By Alyssa Seidman
On Oct. 23, during Common Hour, the second poetry reading of the semester featured married poets Steve Dalachinsky and Yuko Otomo. The poets presented their work to many students of the LIU Post community in the Steinberg Museum of Art in Hillwood Commons. The event was open to the public and was sponsored by the English Department. The pair took turns sharing some of their pieces that expressed their emotions when viewing artwork or listening to music.
Yuko Otomo, a native of Japan, is known for her bilingual poetry as well as her haikus. At the reading, she shared four haikus that reflected the four seasons of the year. Otomo mentioned before reading that the series was being translated into a dance piece to be performed in front of audiences. “From a Firefly’s Eye,” choreographed by Nancy Zendora and performed by the Zendora Dance Company, embodied Otomo’s haikus and captured the changing moods of the seasons. The haikus were first read in Japanese, and then in their English translation.
Otomo’s knack for visual artistry is seen through her poems on art. In her art concentration, she had focused on the study of abstraction and created a body of work spanning over three decades. Several of her poems are published in the anthology “A Convergence of Birds: Original Fiction and Poetry Inspired by Joseph Cornell.” Otomo’s work was recently picked up by Ugly Duckling Presse, which The Village Voice voted the Best Small Press of 2013. Otomo conducted her reading with a calm, soothing nature, which was the perfect accompaniment for the deep lines of poem she is known to create.

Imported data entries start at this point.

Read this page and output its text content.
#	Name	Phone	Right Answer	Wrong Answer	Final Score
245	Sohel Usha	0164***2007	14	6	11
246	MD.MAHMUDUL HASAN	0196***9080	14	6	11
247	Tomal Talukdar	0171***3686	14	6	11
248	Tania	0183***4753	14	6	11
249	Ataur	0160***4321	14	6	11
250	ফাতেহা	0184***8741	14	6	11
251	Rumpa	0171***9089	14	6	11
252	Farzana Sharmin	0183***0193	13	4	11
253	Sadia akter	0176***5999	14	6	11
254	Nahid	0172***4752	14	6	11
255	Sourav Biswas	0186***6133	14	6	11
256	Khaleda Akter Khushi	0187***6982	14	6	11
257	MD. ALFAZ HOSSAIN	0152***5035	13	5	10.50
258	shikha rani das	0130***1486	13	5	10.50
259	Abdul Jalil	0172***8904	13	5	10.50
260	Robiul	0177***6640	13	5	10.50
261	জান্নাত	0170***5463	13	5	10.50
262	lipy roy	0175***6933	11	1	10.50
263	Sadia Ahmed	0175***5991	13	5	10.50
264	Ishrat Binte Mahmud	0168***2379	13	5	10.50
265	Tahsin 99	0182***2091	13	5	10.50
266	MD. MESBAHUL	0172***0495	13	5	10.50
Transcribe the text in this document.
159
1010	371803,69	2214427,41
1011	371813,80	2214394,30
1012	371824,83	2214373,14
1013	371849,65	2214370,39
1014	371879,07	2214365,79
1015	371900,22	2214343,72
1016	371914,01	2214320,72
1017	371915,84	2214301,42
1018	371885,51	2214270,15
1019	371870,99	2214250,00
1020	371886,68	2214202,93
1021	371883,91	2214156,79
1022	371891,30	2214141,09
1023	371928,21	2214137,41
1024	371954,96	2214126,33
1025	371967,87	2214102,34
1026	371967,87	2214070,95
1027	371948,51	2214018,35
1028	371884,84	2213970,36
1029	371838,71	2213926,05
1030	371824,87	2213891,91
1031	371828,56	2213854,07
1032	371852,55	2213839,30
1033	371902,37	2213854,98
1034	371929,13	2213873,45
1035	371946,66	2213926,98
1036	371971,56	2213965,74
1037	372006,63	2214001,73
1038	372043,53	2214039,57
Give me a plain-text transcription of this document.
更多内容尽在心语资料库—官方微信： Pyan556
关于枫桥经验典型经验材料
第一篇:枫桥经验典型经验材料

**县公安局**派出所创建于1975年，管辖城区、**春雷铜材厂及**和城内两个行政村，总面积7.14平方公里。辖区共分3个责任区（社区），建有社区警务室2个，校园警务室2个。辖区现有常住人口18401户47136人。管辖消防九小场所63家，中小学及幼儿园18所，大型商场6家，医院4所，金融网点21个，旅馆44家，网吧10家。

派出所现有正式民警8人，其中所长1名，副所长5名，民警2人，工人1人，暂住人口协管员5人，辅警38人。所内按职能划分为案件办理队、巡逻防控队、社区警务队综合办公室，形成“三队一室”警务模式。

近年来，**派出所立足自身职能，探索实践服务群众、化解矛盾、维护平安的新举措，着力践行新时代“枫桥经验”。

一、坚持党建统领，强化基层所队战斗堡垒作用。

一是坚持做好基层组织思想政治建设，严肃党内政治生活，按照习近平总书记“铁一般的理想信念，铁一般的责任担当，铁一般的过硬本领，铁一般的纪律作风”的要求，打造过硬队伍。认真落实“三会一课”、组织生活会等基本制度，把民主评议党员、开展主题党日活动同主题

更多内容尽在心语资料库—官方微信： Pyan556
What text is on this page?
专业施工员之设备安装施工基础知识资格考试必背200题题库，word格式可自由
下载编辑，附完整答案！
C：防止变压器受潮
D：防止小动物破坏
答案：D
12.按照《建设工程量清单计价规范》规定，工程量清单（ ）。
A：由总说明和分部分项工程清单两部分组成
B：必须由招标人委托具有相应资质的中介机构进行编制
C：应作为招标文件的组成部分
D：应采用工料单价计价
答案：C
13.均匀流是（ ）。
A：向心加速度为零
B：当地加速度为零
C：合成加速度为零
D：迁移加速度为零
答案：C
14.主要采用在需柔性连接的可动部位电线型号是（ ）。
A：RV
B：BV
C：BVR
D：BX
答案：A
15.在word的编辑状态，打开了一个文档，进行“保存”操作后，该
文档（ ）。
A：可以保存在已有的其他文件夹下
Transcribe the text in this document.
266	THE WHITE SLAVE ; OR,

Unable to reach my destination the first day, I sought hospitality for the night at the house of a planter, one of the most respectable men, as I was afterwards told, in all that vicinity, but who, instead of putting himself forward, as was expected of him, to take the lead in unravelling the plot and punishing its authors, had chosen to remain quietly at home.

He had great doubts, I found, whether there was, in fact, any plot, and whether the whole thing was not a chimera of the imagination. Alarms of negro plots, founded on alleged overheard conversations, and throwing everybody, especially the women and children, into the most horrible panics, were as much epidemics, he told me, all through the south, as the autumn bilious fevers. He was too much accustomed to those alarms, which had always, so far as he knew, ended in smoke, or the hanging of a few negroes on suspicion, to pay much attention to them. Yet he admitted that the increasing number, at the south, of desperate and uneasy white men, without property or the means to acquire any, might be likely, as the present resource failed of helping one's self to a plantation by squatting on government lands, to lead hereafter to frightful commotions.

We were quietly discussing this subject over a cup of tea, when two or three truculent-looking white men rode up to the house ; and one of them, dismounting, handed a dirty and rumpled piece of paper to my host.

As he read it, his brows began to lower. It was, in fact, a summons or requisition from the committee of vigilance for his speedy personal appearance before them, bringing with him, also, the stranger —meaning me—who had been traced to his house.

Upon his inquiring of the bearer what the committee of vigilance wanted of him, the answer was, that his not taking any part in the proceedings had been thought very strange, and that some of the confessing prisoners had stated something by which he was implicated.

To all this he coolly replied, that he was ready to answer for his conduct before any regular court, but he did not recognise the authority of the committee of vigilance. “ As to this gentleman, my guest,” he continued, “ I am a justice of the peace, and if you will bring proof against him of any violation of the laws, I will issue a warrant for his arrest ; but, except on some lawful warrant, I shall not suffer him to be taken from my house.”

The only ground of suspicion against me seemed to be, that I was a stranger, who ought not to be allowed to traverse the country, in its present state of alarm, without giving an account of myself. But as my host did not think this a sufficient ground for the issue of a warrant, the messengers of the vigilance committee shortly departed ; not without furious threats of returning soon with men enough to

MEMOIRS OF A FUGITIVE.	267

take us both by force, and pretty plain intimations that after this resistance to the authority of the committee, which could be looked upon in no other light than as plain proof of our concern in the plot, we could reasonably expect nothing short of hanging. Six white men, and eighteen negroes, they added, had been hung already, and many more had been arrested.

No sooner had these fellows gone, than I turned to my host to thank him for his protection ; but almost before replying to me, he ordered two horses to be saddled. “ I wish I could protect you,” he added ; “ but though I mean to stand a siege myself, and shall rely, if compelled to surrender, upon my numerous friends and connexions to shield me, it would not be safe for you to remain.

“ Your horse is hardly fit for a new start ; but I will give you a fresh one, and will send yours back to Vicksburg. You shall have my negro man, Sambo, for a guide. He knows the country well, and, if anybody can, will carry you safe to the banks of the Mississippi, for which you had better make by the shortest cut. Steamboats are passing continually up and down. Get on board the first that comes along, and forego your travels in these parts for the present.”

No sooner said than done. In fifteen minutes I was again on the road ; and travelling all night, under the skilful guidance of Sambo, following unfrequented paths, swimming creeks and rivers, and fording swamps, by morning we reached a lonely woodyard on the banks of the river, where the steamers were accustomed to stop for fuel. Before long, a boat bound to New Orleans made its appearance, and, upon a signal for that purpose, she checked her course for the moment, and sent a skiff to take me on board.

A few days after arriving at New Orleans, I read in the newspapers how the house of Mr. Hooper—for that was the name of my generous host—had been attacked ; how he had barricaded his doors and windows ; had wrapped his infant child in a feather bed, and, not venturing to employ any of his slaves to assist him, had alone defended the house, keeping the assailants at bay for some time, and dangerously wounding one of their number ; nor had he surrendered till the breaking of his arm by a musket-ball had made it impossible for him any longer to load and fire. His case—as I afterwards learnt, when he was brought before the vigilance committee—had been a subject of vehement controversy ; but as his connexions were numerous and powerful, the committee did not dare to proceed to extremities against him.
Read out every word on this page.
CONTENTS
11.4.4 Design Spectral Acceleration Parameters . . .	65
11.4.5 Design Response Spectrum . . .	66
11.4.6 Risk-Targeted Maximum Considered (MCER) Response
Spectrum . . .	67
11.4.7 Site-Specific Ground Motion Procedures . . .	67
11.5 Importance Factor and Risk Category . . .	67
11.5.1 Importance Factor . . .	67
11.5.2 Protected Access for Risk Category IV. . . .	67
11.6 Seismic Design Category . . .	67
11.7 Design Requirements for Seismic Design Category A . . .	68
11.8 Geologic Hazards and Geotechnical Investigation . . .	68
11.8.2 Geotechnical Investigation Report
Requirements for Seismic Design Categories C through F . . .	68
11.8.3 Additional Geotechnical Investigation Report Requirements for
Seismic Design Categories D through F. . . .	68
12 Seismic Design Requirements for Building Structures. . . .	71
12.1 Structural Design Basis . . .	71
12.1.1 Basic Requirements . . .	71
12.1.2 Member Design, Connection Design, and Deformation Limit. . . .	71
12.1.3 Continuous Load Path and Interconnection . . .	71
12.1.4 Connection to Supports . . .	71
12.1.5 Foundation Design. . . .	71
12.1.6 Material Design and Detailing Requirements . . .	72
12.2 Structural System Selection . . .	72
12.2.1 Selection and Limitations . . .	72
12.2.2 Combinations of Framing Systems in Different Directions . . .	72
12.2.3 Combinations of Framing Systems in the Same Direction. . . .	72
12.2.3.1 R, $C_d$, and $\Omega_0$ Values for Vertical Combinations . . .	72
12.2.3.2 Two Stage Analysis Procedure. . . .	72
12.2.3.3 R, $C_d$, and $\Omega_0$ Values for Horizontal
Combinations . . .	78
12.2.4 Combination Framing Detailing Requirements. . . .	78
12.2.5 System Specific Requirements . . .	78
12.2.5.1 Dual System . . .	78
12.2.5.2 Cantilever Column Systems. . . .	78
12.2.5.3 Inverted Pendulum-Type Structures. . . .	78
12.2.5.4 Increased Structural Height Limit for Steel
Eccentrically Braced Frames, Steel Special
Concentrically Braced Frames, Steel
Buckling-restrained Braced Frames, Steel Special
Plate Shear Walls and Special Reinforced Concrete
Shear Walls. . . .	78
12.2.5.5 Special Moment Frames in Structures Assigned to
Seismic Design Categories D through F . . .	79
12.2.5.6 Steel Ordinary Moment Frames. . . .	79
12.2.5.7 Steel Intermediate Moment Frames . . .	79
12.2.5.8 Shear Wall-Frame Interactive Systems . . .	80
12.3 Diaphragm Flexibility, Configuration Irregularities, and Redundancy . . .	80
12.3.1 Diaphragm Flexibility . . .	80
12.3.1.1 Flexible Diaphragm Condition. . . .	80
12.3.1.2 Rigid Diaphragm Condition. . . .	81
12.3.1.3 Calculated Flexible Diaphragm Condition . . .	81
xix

Steve Dalachinsky, also a visual and verbal artist like his counter part, is a native New Yorker from Brooklyn. Dalachinsky is one of the last surviving poets of the Beat Generation, and was influenced at age 14 by famous poet Allen Ginsberg. He told the audience that his first poem came from his work, which was written entirely while listening to live music. The piece was inspired by musician Cecil Taylor and artist Jackson Pollock, who Dalachinsky labeled as “wild” in their craft.
He read poems of great length with some confusing terms scattered throughout, which he then clarified as his stylistic use of nonsensical and made-up words. He presented two poems about the homeless of New York that were based on true stories from his time in the city, and read a piece from a collection of poems he had written while listening to jazz saxophonist Charles Gayle. The jazz piece, he said, was intended to be “a ha-ha to those who assumed [he] was a jazz poet.”
While spending time in France with Otomo and fellow poet Ted Joans, Dalachinsky wrote a poem while viewing the show “The Origin of Abstraction” in Paris, and shared it at the reading as his final piece. Dalachinsky was alive and animated during his time at the podium, and was an all-around inspiring figure, sharing personal anecdotes along with his poetry.
The Poetry Center at LIU Post, which was started by the English Department in the 1960s, will be hosting other events later in the semester. A one-woman show, featuring Prudence Wright Holmes, comes to Hillwood Tuesday, Nov. 12. Artist Belinda Kremer showcases her work in the Steinberg Art Museum on Wednesday, Dec. 4. These events will also be hosted during common hour, and will be free for students to enjoy.